There are ready solutions that allow you to quickly create an API based on a database model. They have the following advantages:

  1. allow us to create an API quickly with a small amount of code.
  2. allow flexible filtering
  3. have built-in permission control

However, these are not the features that are most important to us. Airflow is a product that is very mature used in complex solutions, including integration platforms. Other systems often integrate via API. This makes API stability very important. We can't afford to break backwards compatibility. However, this will not be possible if we choose this approach. If the API will allow any filters, then when we change the structure of the database, e.g. by dividing tables or completely changing the data storage (Redis vs. SQL), then filters will not work properly.

However, if the filtering is done by the user, this will not be a problem. This will also not be a big problem for the user, because users do not expect an immediate response if Airflow is part of a complex platform.

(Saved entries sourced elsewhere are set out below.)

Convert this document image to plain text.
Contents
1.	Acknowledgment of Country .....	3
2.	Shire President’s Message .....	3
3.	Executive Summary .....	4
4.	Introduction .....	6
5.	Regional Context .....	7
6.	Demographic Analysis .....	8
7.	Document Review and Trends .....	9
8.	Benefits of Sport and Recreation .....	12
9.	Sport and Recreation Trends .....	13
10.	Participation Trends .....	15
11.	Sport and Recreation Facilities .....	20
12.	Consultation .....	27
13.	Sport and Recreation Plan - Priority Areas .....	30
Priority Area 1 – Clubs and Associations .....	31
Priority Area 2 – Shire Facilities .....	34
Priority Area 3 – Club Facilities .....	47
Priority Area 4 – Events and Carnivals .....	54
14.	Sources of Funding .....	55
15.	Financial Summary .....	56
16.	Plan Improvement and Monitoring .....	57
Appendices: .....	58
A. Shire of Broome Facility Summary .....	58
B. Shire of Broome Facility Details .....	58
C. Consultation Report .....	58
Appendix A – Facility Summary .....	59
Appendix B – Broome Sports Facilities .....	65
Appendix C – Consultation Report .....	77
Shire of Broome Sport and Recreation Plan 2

This type of generator is useful if you are building a two-component application - frontend and backend and you can guarantee that these applications will be deployed simultaneously. In this cases, the API is rarely used by third parties. However, we want to build an API for use by third parties mostly. 

FlaskAppBuilder

ModelRestApi has the limitation presented in the above section. We could use BaseAPI also. It doesn't have the above problems, but it doesn't have support for OpenAPI schema verification. But most important for me. It's less popular for building an API. New contributors that will make changes will need to learn FAB to make changes. However, people are lazy, so changes will be made based on a partial understanding of FAB. There are not many FAB REST API experts. On other hand, Connexion is a stable, reliable and trustworthy solution. There is a high probability that contributors know this framework from other projects. Connexion also has support for Flask and Tornado, which will reduce our dependence on one framework. In the future, this will enable the use of the API server in asynchronous mode. However, this is not part of this AIP.

Disclaimer

This document assumes you are already familiar with Airflow codebase and may change over time based on feedback.

4 Comments

  1. Haven't dug too deep on this but seems quite reasonable at a high level. I'm guessing wrapping DB access in API calls is out-of-scope for this AIP but could be a follow up?

  2. Yes. We want to start by building an API for use by third parties.  Worker/Internal API will have to be more complex.

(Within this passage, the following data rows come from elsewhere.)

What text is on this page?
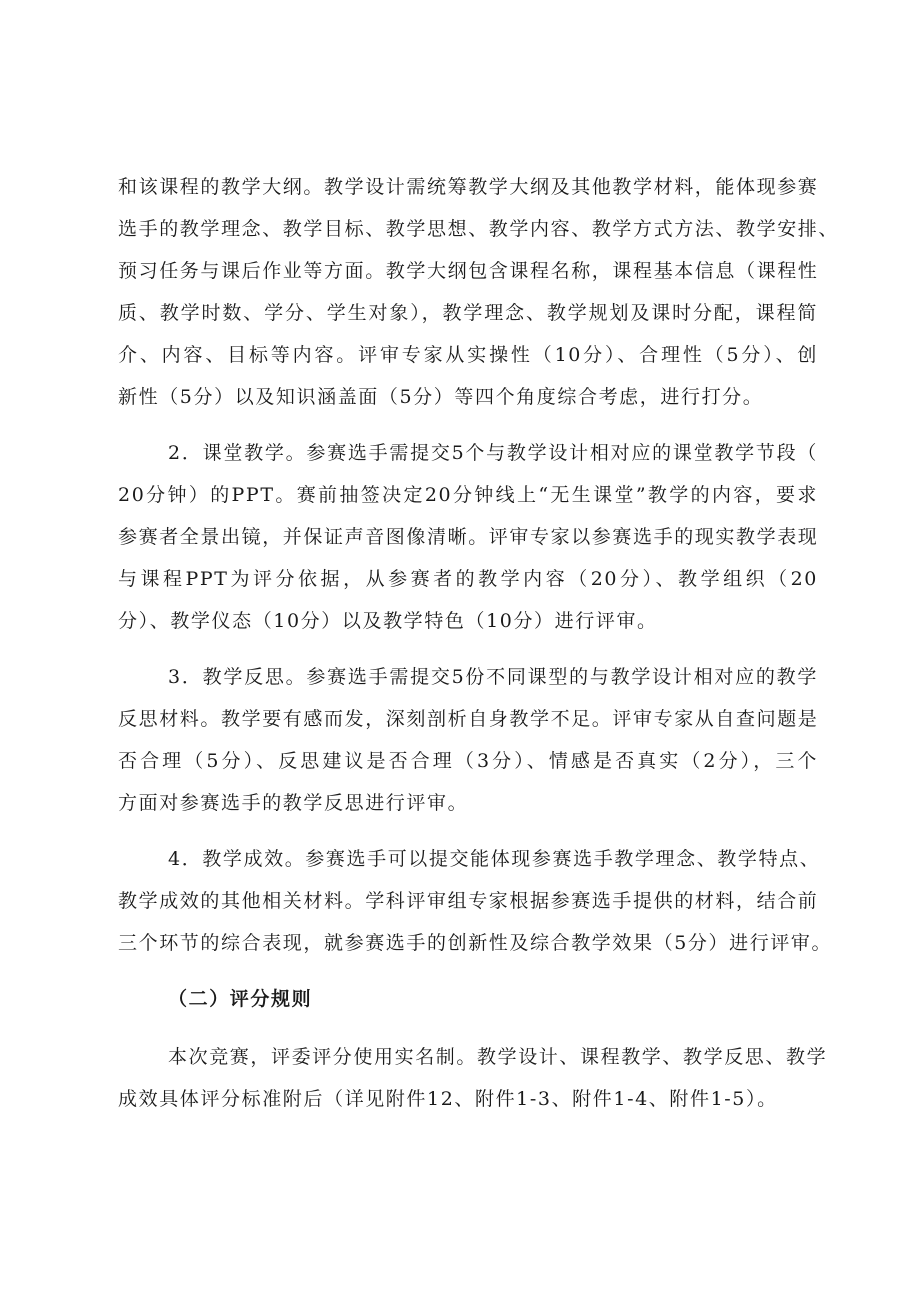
和该课程的教学大纲。教学设计需统筹教学大纲及其他教学材料，能体现参赛
选手的教学理念、教学目标、教学思想、教学内容、教学方式方法、教学安排、
预习任务与课后作业等方面。教学大纲包含课程名称，课程基本信息（课程性
质、教学时数、学分、学生对象），教学理念、教学规划及课时分配，课程简
介、内容、目标等内容。评审专家从实操性（10分）、合理性（5分）、创
新性（5分）以及知识涵盖面（5分）等四个角度综合考虑，进行打分。
2．课堂教学。参赛选手需提交5个与教学设计相对应的课堂教学节段（
20分钟）的PPT。赛前抽签决定20分钟线上“无生课堂”教学的内容，要求
参赛者全景出镜，并保证声音图像清晰。评审专家以参赛选手的现实教学表现
与课程PPT为评分依据，从参赛者的教学内容（20分）、教学组织（20
分）、教学仪态（10分）以及教学特色（10分）进行评审。
3．教学反思。参赛选手需提交5份不同课型的与教学设计相对应的教学
反思材料。教学要有感而发，深刻剖析自身教学不足。评审专家从自查问题是
否合理（5分）、反思建议是否合理（3分）、情感是否真实（2分），三个
方面对参赛选手的教学反思进行评审。
4．教学成效。参赛选手可以提交能体现参赛选手教学理念、教学特点、
教学成效的其他相关材料。学科评审组专家根据参赛选手提供的材料，结合前
三个环节的综合表现，就参赛选手的创新性及综合教学效果（5分）进行评审。
（二）评分规则
本次竞赛，评委评分使用实名制。教学设计、课程教学、教学反思、教学
成效具体评分标准附后（详见附件12、附件1-3、附件1-4、附件1-5）。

  3. My main question is regarding the permission model: If we don't use FAB Permissions and implement our own, how do we sync and make it compatible with FAB?

  4. Hi,

    I just wanted to ask, assuming that:

    1. Most of it is going to be implemented from scratch.
    2. There are a lot of IO requests (with DB connections).
    3. Airflow supports python 3.6 and above.

    Did you consider going with other webservers (rather than Flask)? AFAIK Flask doesn't support asyncio. What about httpio/tornado or any other async solution?